The second interpretation about spiders is that they are associated with negative aspects of your personality, what psychologists call your shadow self. Shirley not being able to confront her negative side is a direct path to her anger. Her rage towards her mom when she said she gave the last kitten away, is an indicator of her anger towards her siblings and everyone who does something that doesn’t appease her in the following years. Most of all, it is a distraction to the anger she feels the most: for herself.
As said in the previous article it is a confirmed theory that each sibling represents one of the five stages of grief, Shirley, no surprise is anger. What is said about this stage is that it is something to hold on to after the numbness of loss. This numbness is apparent while Shirley is preparing Nell’s body to the funeral. She just lost her sister, but she does the job anyway because she feels she needs to be in control of something and her perfectionism makes her feel like she’s the only one that can do it properly.
This perfectionism is what intensifies her anger at herself, because she is not able to make peace with the fact that she makes mistakes, like cheating on her husband or not being able to help Nell.
The implications of anger

Even though anger is a stage after denial, which means there’s a level of acknowledgement of the situation, there’s also a great deal of repression. One indication of the way Shirley represses her feelings is her habit of talking while sleeping. This can be a depiction of how she is aware of the things that bother her but subconsciously chooses to misdirect her anger, not being able to face her own fears.
But even though her anger is linked to her problems with herself, it is also related to lack of closure. She wasn’t able to have closure with her kittens’ death so she misdirected her resentment towards her mom. Later she did the same with her mom’s death, directing her fury to her father, and with her sister’s death, directing her rage at her other siblings.
In a way, this episode shows things coming full circle, with the return of the spider in Nell’s body. In some cultures, the spider is considered a symbol of the infinite because of the number of its legs,8. This represents the cycle of anger Shirley goes through and it can be also a nod to the show’s depiction of nonlinear time.

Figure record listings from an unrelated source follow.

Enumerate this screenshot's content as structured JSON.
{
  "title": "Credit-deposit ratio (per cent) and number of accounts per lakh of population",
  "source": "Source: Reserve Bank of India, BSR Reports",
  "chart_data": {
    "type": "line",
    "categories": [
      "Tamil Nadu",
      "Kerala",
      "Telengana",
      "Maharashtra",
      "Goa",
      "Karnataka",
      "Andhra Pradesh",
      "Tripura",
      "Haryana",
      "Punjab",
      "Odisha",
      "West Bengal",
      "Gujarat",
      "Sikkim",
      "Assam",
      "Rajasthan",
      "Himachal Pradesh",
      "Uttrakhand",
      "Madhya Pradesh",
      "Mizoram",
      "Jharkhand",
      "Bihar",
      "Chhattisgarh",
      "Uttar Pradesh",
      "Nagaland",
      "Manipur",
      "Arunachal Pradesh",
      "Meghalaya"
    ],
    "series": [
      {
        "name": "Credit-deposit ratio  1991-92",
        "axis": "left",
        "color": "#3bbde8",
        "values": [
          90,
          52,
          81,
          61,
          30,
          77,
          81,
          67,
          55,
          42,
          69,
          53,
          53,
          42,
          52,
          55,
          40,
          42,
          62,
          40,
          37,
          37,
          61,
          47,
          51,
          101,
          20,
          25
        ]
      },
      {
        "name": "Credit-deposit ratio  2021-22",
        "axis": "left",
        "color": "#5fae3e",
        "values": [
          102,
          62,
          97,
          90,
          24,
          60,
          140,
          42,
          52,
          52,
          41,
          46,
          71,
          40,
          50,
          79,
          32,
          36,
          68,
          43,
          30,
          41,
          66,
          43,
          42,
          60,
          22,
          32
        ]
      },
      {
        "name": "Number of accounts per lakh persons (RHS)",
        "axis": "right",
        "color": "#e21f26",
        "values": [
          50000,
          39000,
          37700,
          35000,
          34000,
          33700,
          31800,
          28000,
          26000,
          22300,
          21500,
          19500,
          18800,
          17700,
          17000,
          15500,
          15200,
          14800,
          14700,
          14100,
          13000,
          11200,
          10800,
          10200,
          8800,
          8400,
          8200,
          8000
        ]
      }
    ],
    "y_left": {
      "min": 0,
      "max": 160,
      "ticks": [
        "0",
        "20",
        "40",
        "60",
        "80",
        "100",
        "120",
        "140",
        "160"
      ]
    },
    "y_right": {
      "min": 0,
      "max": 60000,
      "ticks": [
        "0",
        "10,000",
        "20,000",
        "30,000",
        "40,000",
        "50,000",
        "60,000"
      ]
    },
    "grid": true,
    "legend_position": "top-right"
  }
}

Lack of closure is a common thing in our lives. How many times can we truly say we had the opportunity to end matters with someone or a situation in a satisfactory way? It is part of life to understand that yes, we have to live doing our best, but sometimes our best is not enough. Sometimes it is not the most beautiful picture or the best version of ourselves.
Breaking out of the cycle of anger means making peace with ugliness and imperfection. The name of the episode, open casket, can be interpreted as an affirmation that sometimes that’s all we’re left with. Like Pandora’s box, there’s no going back to beauty and naivety after it is open.
Shirley repressed herself to try to mask death’s ugliness, but even though she can make people appear perfect while dead, in the end we all know that we can’t hide the truth. All the beauty in the world can’t hide the ugliest truths forever and growing up emotionally means being able to feel the ugliness and still want to live in this imperfect world, while finding joy in it.